Vino nuovo per cuori nuovi
Lc 5,33-39
(…) E nessuno versa vino nuovo in otri vecchi; altrimenti il vino nuovo spaccherà gli otri, si spanderà e gli otri andranno perduti. Il vino nuovo bisogna versarlo in otri nuovi. (…)
Mi sono soffermato sui due aggettivi che Luca usa quando parla di vino e otri. Nella traduzione nostra fatichiamo a percepire la differenza. Fausti infatti, a ragione, traduce “vino giovane in otri nuovi”. Matteo usa l’aggettivo neòs (nuovo) in riferimento al vino. Neòs indica la novità dal punto di vista temporale: qualcosa che viene dopo, che è recente. Ma usa kainòs (nuovo) per quanto riguarda gli otri. Kainòs indica sì qualcosa di nuovo ma non nel senso temporale quanto piuttosto nel senso della qualità: esprime qualcosa di diverso, mai visto prima.
Mi pare una bella provocazione per le nostre comunità. Anzitutto perché ci ricorda che il “vino” del Vangelo è sempre nuovo, è sempre giovane: è un vino giovane che continua a fermentare, a “frizzare” senza fermarsi. Dove abbiamo messo questa continua novità nel tempo? Non è che forse abbiamo fermato questo continuo processo di fermentazione perché temiamo il movimento, l’effervescenza che il Vangelo ci offre quotidianamente?
In secondo luogo, la novità perenne del vino evangelico richiede otri totalmente nuovi, diversi dai precedenti, capaci di andare oltre gli otri logori e superati che conserviamo gelosamente ma che non sono adatti a contenere e offrire il vino nuovo del Vangelo, che è Gesù stesso.

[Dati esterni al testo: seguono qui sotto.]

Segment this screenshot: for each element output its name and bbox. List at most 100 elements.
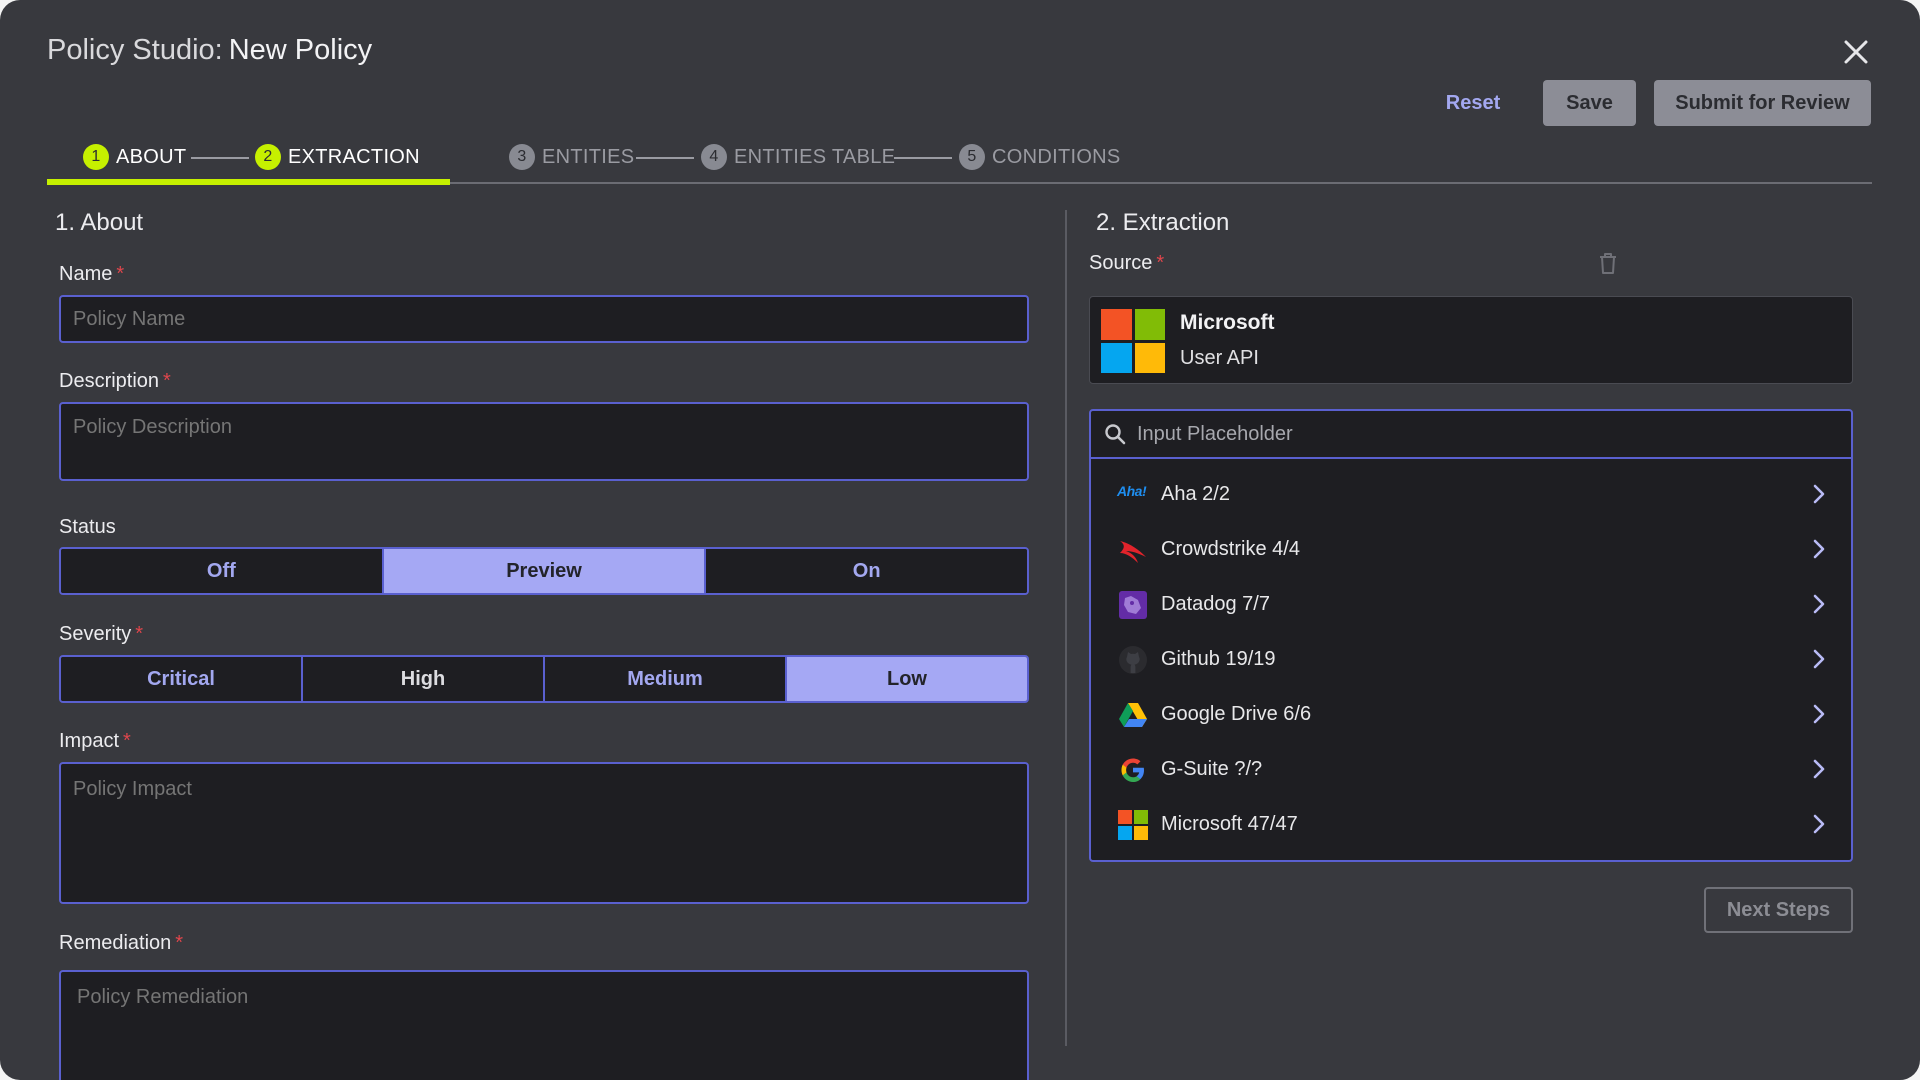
google-drive-icon (1119, 703, 1147, 727)
description-label-text: Description (59, 370, 160, 392)
wizard-stepper: 1 ABOUT 2 EXTRACTION 3 ENTITIES 4 ENTITI… (47, 138, 1872, 185)
severity-option-critical[interactable]: Critical (61, 657, 303, 701)
step-connector (191, 157, 249, 159)
step-extraction[interactable]: 2 EXTRACTION (255, 142, 420, 172)
chevron-right-icon (1813, 539, 1825, 559)
chevron-right-icon (1813, 814, 1825, 834)
impact-label: Impact * (59, 730, 131, 753)
step-number: 1 (83, 144, 109, 170)
source-api: User API (1180, 347, 1259, 369)
integration-item-microsoft[interactable]: Microsoft 47/47 (1091, 797, 1851, 852)
chevron-right-icon (1813, 704, 1825, 724)
step-label: EXTRACTION (288, 145, 420, 168)
status-segmented-control: Off Preview On (59, 547, 1029, 595)
about-section-title: 1. About (55, 209, 144, 236)
remediation-label: Remediation * (59, 932, 183, 955)
description-label: Description * (59, 370, 171, 393)
chevron-right-icon (1813, 484, 1825, 504)
section-divider (1065, 210, 1067, 1046)
step-number: 5 (959, 144, 985, 170)
status-label: Status (59, 516, 116, 538)
required-asterisk: * (1156, 252, 1165, 274)
integration-label: Google Drive 6/6 (1161, 703, 1312, 725)
step-about[interactable]: 1 ABOUT (83, 142, 186, 172)
title-prefix: Policy Studio: (47, 34, 223, 66)
extraction-section-title: 2. Extraction (1096, 209, 1230, 236)
step-number: 2 (255, 144, 281, 170)
step-number: 3 (509, 144, 535, 170)
impact-label-text: Impact (59, 730, 120, 752)
save-button[interactable]: Save (1543, 80, 1636, 126)
integration-label: Aha 2/2 (1161, 483, 1230, 505)
required-asterisk: * (135, 623, 144, 645)
microsoft-logo-icon (1101, 309, 1165, 373)
status-option-preview[interactable]: Preview (383, 549, 707, 593)
integration-item-google-drive[interactable]: Google Drive 6/6 (1091, 687, 1851, 742)
step-label: ENTITIES TABLE (734, 145, 896, 168)
required-asterisk: * (163, 370, 171, 392)
name-label-text: Name (59, 263, 113, 285)
close-button[interactable] (1838, 34, 1874, 70)
submit-for-review-button[interactable]: Submit for Review (1654, 80, 1871, 126)
severity-option-medium[interactable]: Medium (545, 657, 787, 701)
integration-item-aha[interactable]: Aha! Aha 2/2 (1091, 467, 1851, 522)
datadog-icon (1119, 591, 1147, 619)
step-number: 4 (701, 144, 727, 170)
next-steps-button[interactable]: Next Steps (1704, 887, 1853, 933)
step-conditions[interactable]: 5 CONDITIONS (959, 142, 1121, 172)
integration-label: G-Suite ?/? (1161, 758, 1263, 780)
google-icon (1121, 758, 1144, 782)
status-option-off[interactable]: Off (61, 549, 384, 593)
github-icon (1119, 646, 1147, 674)
policy-remediation-textarea[interactable] (59, 970, 1029, 1080)
step-connector (636, 157, 694, 159)
integration-label: Datadog 7/7 (1161, 593, 1270, 615)
severity-segmented-control: Critical High Medium Low (59, 655, 1029, 703)
stepper-progress-bar (47, 179, 450, 185)
integration-label: Github 19/19 (1161, 648, 1276, 670)
required-asterisk: * (116, 263, 125, 285)
severity-label: Severity * (59, 623, 143, 646)
close-icon (1844, 40, 1868, 64)
policy-studio-dialog: Policy Studio: New Policy Reset Save Subm… (0, 0, 1920, 1080)
required-asterisk: * (175, 932, 184, 954)
integration-item-datadog[interactable]: Datadog 7/7 (1091, 577, 1851, 632)
name-label: Name * (59, 263, 124, 286)
selected-source-card[interactable]: Microsoft User API (1089, 296, 1853, 384)
severity-option-high[interactable]: High (303, 657, 545, 701)
title-policy-name: New Policy (228, 34, 373, 66)
step-label: CONDITIONS (992, 145, 1121, 168)
source-label: Source * (1089, 252, 1164, 275)
step-entities-table[interactable]: 4 ENTITIES TABLE (701, 142, 895, 172)
reset-button[interactable]: Reset (1432, 80, 1514, 126)
step-entities[interactable]: 3 ENTITIES (509, 142, 634, 172)
integration-list: Aha! Aha 2/2 Crowdstrike 4/4 Datadog 7/7 (1089, 409, 1853, 862)
severity-option-low[interactable]: Low (787, 657, 1027, 701)
integration-search (1091, 411, 1851, 459)
required-asterisk: * (123, 730, 131, 752)
policy-description-textarea[interactable] (59, 402, 1029, 481)
microsoft-icon (1118, 810, 1148, 840)
integration-item-crowdstrike[interactable]: Crowdstrike 4/4 (1091, 522, 1851, 577)
chevron-right-icon (1813, 649, 1825, 669)
aha-icon: Aha! (1117, 483, 1147, 499)
trash-icon (1600, 253, 1616, 274)
integration-search-input[interactable] (1135, 419, 1819, 449)
step-label: ENTITIES (542, 145, 635, 168)
integration-item-github[interactable]: Github 19/19 (1091, 632, 1851, 687)
policy-impact-textarea[interactable] (59, 762, 1029, 904)
chevron-right-icon (1813, 759, 1825, 779)
integration-item-g-suite[interactable]: G-Suite ?/? (1091, 742, 1851, 797)
integration-label: Microsoft 47/47 (1161, 813, 1298, 835)
policy-name-input[interactable] (59, 295, 1029, 343)
remove-source-button[interactable] (1596, 250, 1620, 276)
dialog-title: Policy Studio: New Policy (47, 34, 372, 67)
step-label: ABOUT (116, 145, 187, 168)
remediation-label-text: Remediation (59, 932, 172, 954)
search-icon (1105, 424, 1126, 445)
integration-label: Crowdstrike 4/4 (1161, 538, 1300, 560)
chevron-right-icon (1813, 594, 1825, 614)
crowdstrike-icon (1120, 541, 1146, 563)
status-option-on[interactable]: On (706, 549, 1027, 593)
source-label-text: Source (1089, 252, 1153, 274)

C’è però anche un motivo di speranza: è la perenne novità del vino evangelico che se accolta permette agli otri di farsi nuovi. Così come il “comandamento nuovo” (kainòs) diventa la matrice che genera “cieli nuovi e terra nuova” (sempre kainòs). Ma per comprendere il comandamento nuovo occorre assaporare il vino nuovo. Chi ci donerà gli otri nuovi in cui trovare questo vino nuovo?
Un abbraccio a tutte e a tutti. Buona vita.
La guerra è la malattia non la soluzione.